Acontece que, naquele sábado à tarde, ele estava mais concentrado nas ondas do mar. E, ao abrir os olhos, ainda de manhã, botou na cabeça que nada o desviaria do seu foco: o azul do céu o dirigiria às dunas da Praia do Futuro. A solução seria, então, ir à praia e, no retorno para casa, passar na costureira. Para isso, não poderia esquecer nome nem telefone - sedimentos facilmente transportáveis pelas ondas do mar.
Ainda bem que utilizara eficazmente a técnica de memorização e conseguiu chegar à praia ainda se lembrando da Adalgisa e seu telefone.

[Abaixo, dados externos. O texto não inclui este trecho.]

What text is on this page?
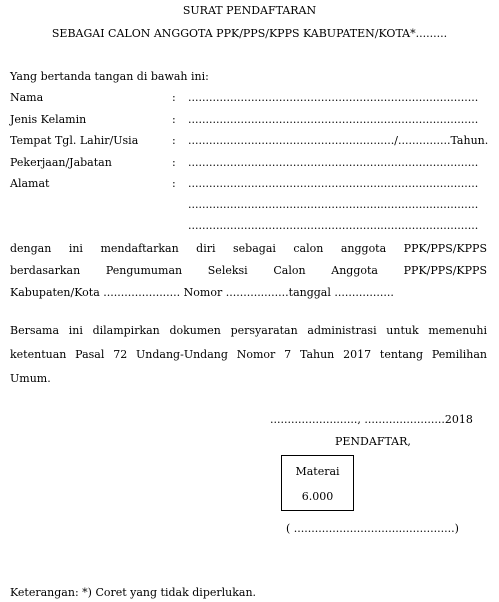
SURAT PENDAFTARAN
SEBAGAI CALON ANGGOTA PPK/PPS/KPPS KABUPATEN/KOTA*.........
Yang bertanda tangan di bawah ini:
Nama	: ...................................................................................
Jenis Kelamin	: ...................................................................................
Tempat Tgl. Lahir/Usia	: .........................................................../...............Tahun.
Pekerjaan/Jabatan	: ...................................................................................
Alamat	: ...................................................................................
...................................................................................
...................................................................................
dengan ini mendaftarkan diri sebagai calon anggota PPK/PPS/KPPS
berdasarkan Pengumuman Seleksi Calon Anggota PPK/PPS/KPPS
Kabupaten/Kota ...................... Nomor ..................tanggal .................
Bersama ini dilampirkan dokumen persyaratan administrasi untuk memenuhi
ketentuan Pasal 72 Undang-Undang Nomor 7 Tahun 2017 tentang Pemilihan
Umum.
........................., .......................2018
PENDAFTAR,
Materai
6.000
( ..............................................)
Keterangan: *) Coret yang tidak diperlukan.
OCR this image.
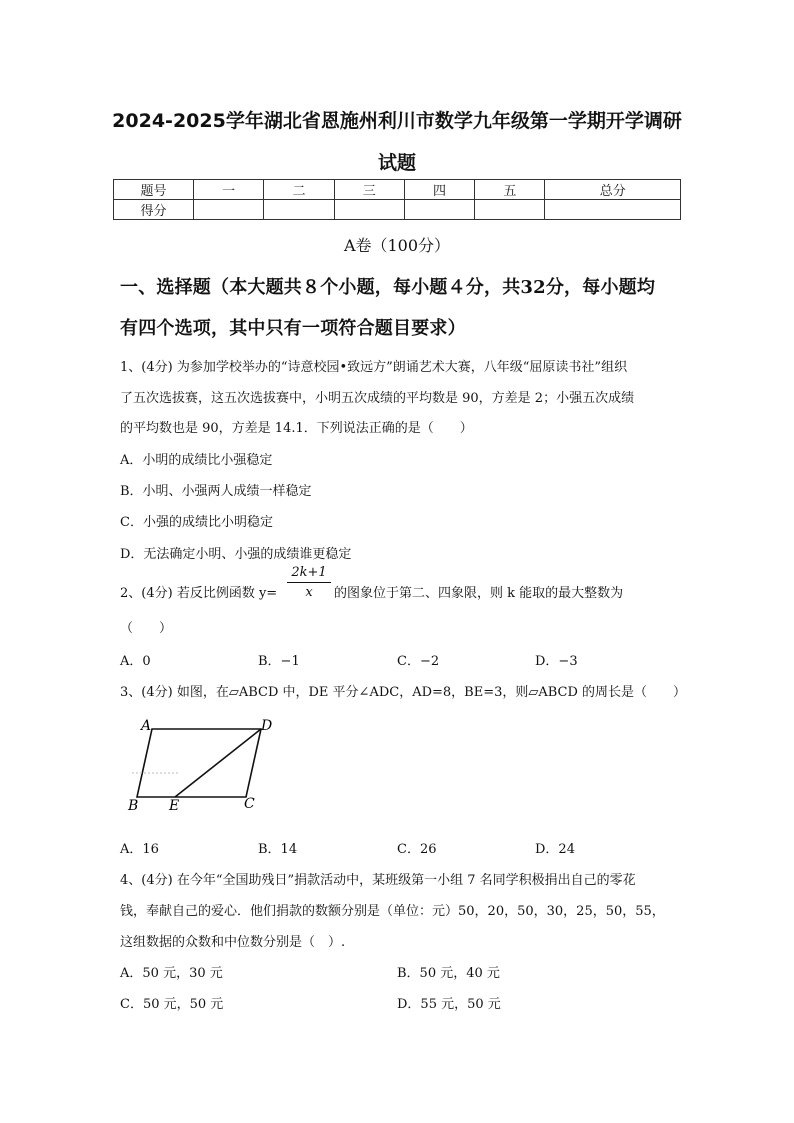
2024-2025学年湖北省恩施州利川市数学九年级第一学期开学调研
试题
题号	一	二	三	四	五	总分
得分						
A卷（100分）
一、选择题（本大题共８个小题，每小题４分，共32分，每小题均
有四个选项，其中只有一项符合题目要求）
1、(4分) 为参加学校举办的“诗意校园•致远方”朗诵艺术大赛，八年级“屈原读书社”组织
了五次选拔赛，这五次选拔赛中，小明五次成绩的平均数是 90，方差是 2；小强五次成绩
的平均数也是 90，方差是 14.1．下列说法正确的是（　　）
A．小明的成绩比小强稳定
B．小明、小强两人成绩一样稳定
C．小强的成绩比小明稳定
D．无法确定小明、小强的成绩谁更稳定
2、(4分) 若反比例函数 $y= \frac{2k+1}{x}$ 的图象位于第二、四象限，则 k 能取的最大整数为
（　　）
A．0	B．−1	C．−2	D．−3
3、(4分) 如图，在▱ABCD 中，DE 平分∠ADC，AD=8，BE=3，则▱ABCD 的周长是（　　）
A	D
B E	C
A．16	B．14	C．26	D．24
4、(4分) 在今年“全国助残日”捐款活动中，某班级第一小组 7 名同学积极捐出自己的零花
钱，奉献自己的爱心．他们捐款的数额分别是（单位：元）50，20，50，30，25，50，55，
这组数据的众数和中位数分别是（　）.
A．50 元，30 元	B．50 元，40 元
C．50 元，50 元	D．55 元，50 元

Mas, temendo o pior, mal cumprimentou seus amigos, pegou o primeiro pedaço de papel que viu na mesa e anotou as informações. Pronto, agora sim: poderia desfrutar aquele momento tão esperado desde o longínquo sábado anterior.
Uma certa altura, sol perto de se por, o arrebol estimulando os pensamentos dos corações apaixonados, as câmeras fotográficas apontadas para o horizonte, viu uma das meninas (Ísis? Bárbara?) de posse do guardanapo em que fizera as anotações. Felizmente, a mancha do excesso de batom retirado não foi suficiente para atrapalhar a leitura; parecia mais uma declaração de amor.
A turma foi das últimas a sair da praia naquele sábado à noite (sim, porque a tarde já se fora, juntamente com o sol). O amigo do meu amigo até carregou consigo o guardanapo, mas distraído, divertido, realizado, se esqueceu de passar na costureira. Seguiu direto para a casa da sua namorada, que, ao entrar no carro, até hoje não acredita que a "Adalgisa do beijinho" era só uma costureira.
Ela virou ex, e o amigo do meu amigo jura de pé junto que é tudo verdade.